The Nyssa I know here in Northern California, planted in John’s garden 30 years ago, perfectly demonstrates some of the most noted attributes of the tree starting with this bright, rich, red fall color on the small simple leaves, it is slow growing to about 30 feet in cultivation especially without too much water or additional nutrients; and that while its early spring blooms are inconspicuous to our eyes, the nectar is of great value to early foraging bees in spring – bringing to mind the much-lauded "Tupelo Honey" of both honey-makers and Van Morrison fame. Finally, the tupelo is tough as anything being adapted to both marshy conditions and dry rocky mountain slopes. This extreme adaptability is captured in its name – Nyssa sylvatica, Nyssa meaning water nymph and sylvatica meaning of the woods.


While Northern California is way out of its native range, the pretty little 20 foot tree outside of the garden gate here is well-behaved and undemanding, watered maybe three times this summer, tops according to John.


A little Tupelo trivia for you, in Vernon, Vermont, in the southeastern aspect of the state is one of the oldest and northern-most outposts of Tupelo, there called Black Gum, remaining in the US: According to the Vernon Black Gum Swamp webpage, administered as part of the Vernon town forest, The black gum tree is relatively common 400 miles to the south, but in Vermont it is rare, a remnant from the past when the climate was warmer, approximately 3,000-5,000 years ago. Some of the black gum trees in these northern hydrology-regulating swamps, are purported to be over 400 years old.

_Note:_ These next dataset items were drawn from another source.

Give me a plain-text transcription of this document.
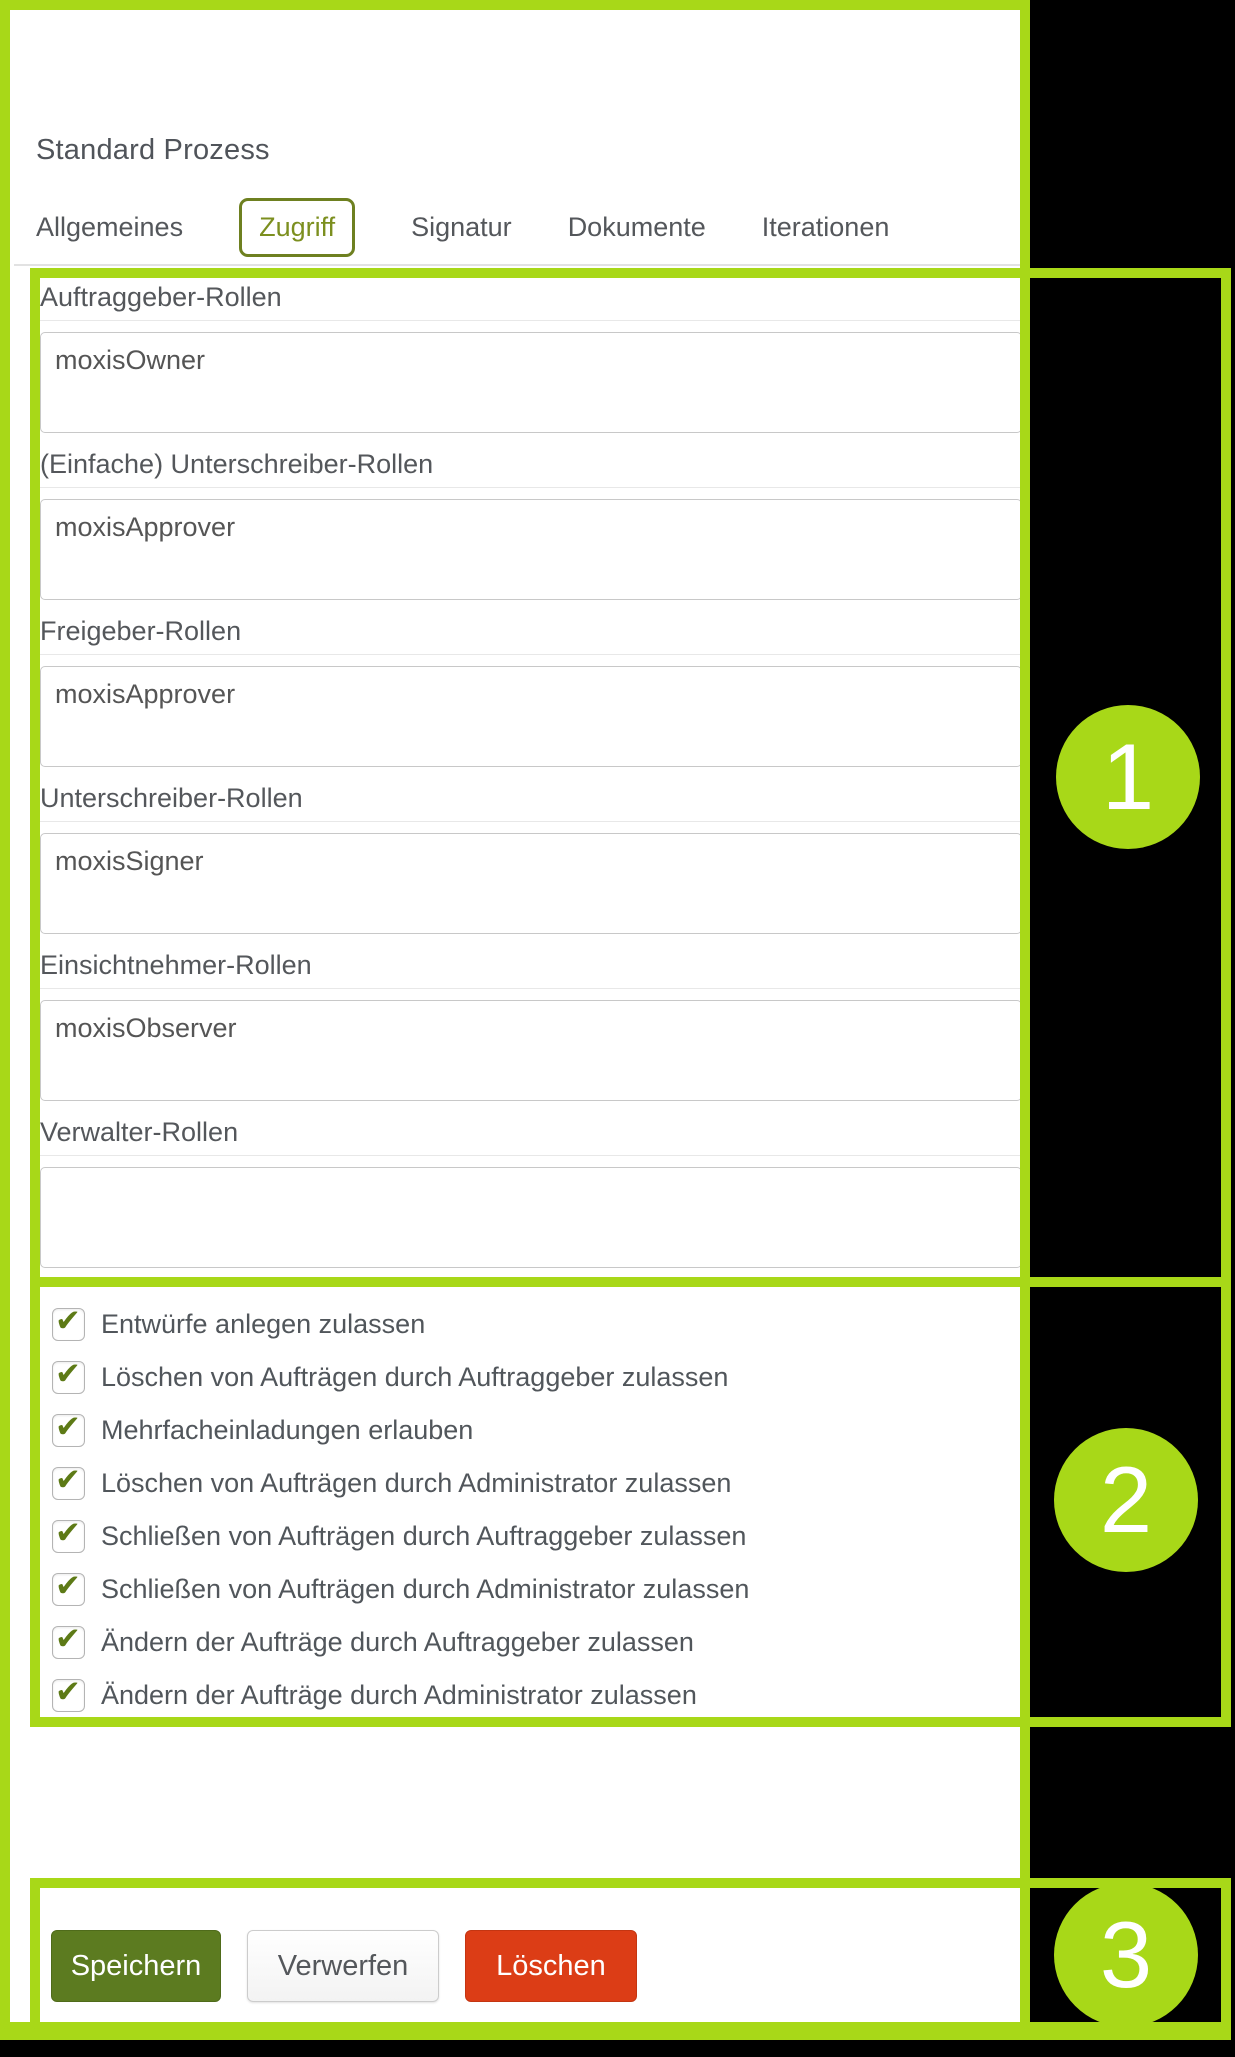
Standard Prozess
Allgemeines	Zugriff	Signatur Dokumente Iterationen
Auftraggeber-Rollen
moxisOwner
(Einfache) Unterschreiber-Rollen
moxisApprover
Freigeber-Rollen
moxisApprover
Unterschreiber-Rollen
moxisSigner
Einsichtnehmer-Rollen
moxisObserver
Verwalter-Rollen
✔ Entwürfe anlegen zulassen
✔ Löschen von Aufträgen durch Auftraggeber zulassen
✔ Mehrfacheinladungen erlauben
✔ Löschen von Aufträgen durch Administrator zulassen
✔ Schließen von Aufträgen durch Auftraggeber zulassen
✔ Schließen von Aufträgen durch Administrator zulassen
✔ Ändern der Aufträge durch Auftraggeber zulassen
✔ Ändern der Aufträge durch Administrator zulassen
Speichern	Verwerfen	Löschen
1
2
3
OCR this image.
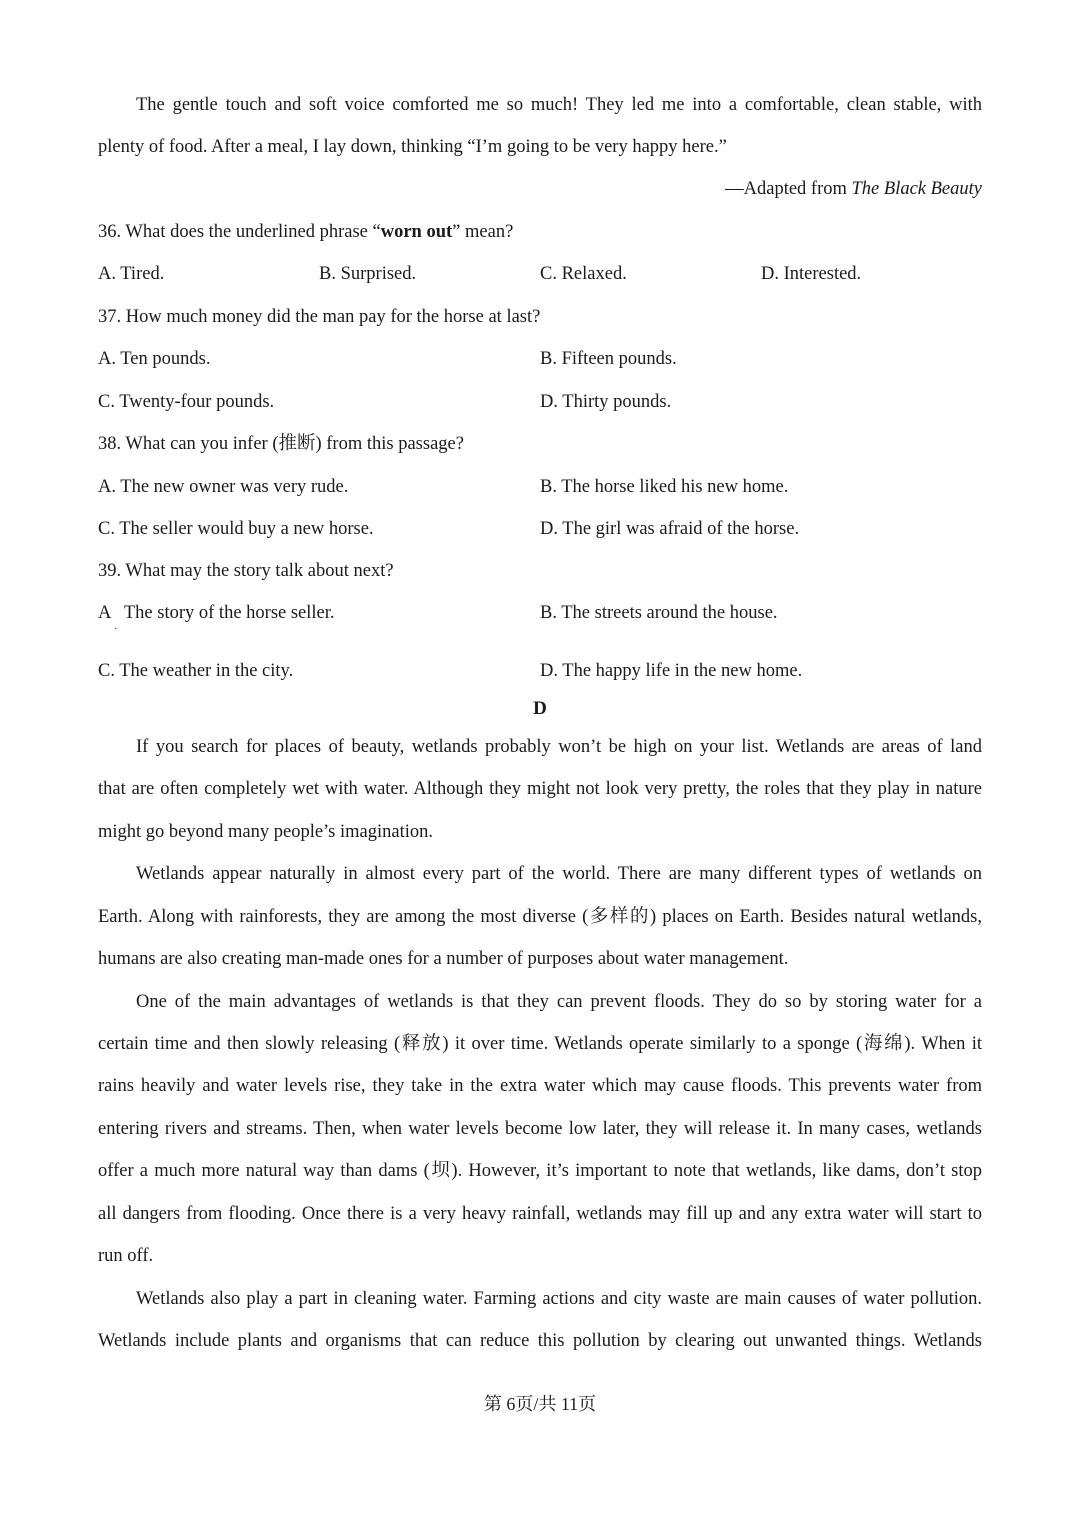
The gentle touch and soft voice comforted me so much! They led me into a comfortable, clean stable, with
plenty of food. After a meal, I lay down, thinking “I’m going to be very happy here.”
—Adapted from The Black Beauty
36. What does the underlined phrase “worn out” mean?
A. Tired.	B. Surprised.	C. Relaxed.	D. Interested.
37. How much money did the man pay for the horse at last?
A. Ten pounds.	B. Fifteen pounds.
C. Twenty-four pounds.	D. Thirty pounds.
38. What can you infer (推断) from this passage?
A. The new owner was very rude.	B. The horse liked his new home.
C. The seller would buy a new horse.	D. The girl was afraid of the horse.
39. What may the story talk about next?
A   The story of the horse seller.
·
B. The streets around the house.
C. The weather in the city.	D. The happy life in the new home.
D
If you search for places of beauty, wetlands probably won’t be high on your list. Wetlands are areas of land
that are often completely wet with water. Although they might not look very pretty, the roles that they play in nature
might go beyond many people’s imagination.
Wetlands appear naturally in almost every part of the world. There are many different types of wetlands on
Earth. Along with rainforests, they are among the most diverse (多样的) places on Earth. Besides natural wetlands,
humans are also creating man-made ones for a number of purposes about water management.
One of the main advantages of wetlands is that they can prevent floods. They do so by storing water for a
certain time and then slowly releasing (释放) it over time. Wetlands operate similarly to a sponge (海绵). When it
rains heavily and water levels rise, they take in the extra water which may cause floods. This prevents water from
entering rivers and streams. Then, when water levels become low later, they will release it. In many cases, wetlands
offer a much more natural way than dams (坝). However, it’s important to note that wetlands, like dams, don’t stop
all dangers from flooding. Once there is a very heavy rainfall, wetlands may fill up and any extra water will start to
run off.
Wetlands also play a part in cleaning water. Farming actions and city waste are main causes of water pollution.
Wetlands include plants and organisms that can reduce this pollution by clearing out unwanted things. Wetlands
第 6页/共 11页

Nyssa trees tend to be mostly-dioecious – meaning mostly pollen producing, sometimes referred to as “male” or mostly-fruit producing, often referred to as “female” but most trees also have some perfect flowers – both male and female– allowing for self-pollination and reproduction by seed held in the deep purple drupe fruits just in case a suitable partner is not nearby come spring.


For now, in the garden here, the Tupelo’s bright red leaves are scattered decoratively across the ground at the trees base, and the small pyramidal winter silhouette of dark wood (beloved by woodworkers) will stand quiet sentry moving on from this week’s full moon in Scorpio into the dormant season in front of us, the winter Solstice just six weeks away.


Yes, this lovely tree is sweet as Tupelo Honey, and yes, I will be humming that all day.



https://dec.vermont.gov/sites/dec/files/wsm/wetlands/docs/2016-261_Brochure_BlackGum.pdf

https://www.wildflower.org/gallery/result.php?id_image=35399


 

Thinking out loud this week:


I wanted to share this quote from my conversation with Ned, so you really hear it there and it seeds inside you appropriately

“The context of this garden of trees and woody plants isn't very different than it was 140 or 50 years ago, I think that’s what’s great about a visionary sort of approach to something. Arboreta, and a majority of botanical gardens in general, occupy this incredibly important place [in our world] foregrounding plants, in helping us as a community, as a country, as a set of countries around the world to be more respectful of plants—and if we can be more respectful of plants maybe we can be more respectful of the planet?”


And from there, maybe we can more respectful of one another in all our growing ways.


In our conversation, Ned also says: “Trees speak of time.”


And I got to thinking that in this they highlight how in many ways our attention to trees speak of our own time—how we invest our time, what we value with our time, and therefore the reality of our own intentions over time.


Let our own personal tree time dialogues be a blessing to the many in these times. May plants always be in your foreground my friends.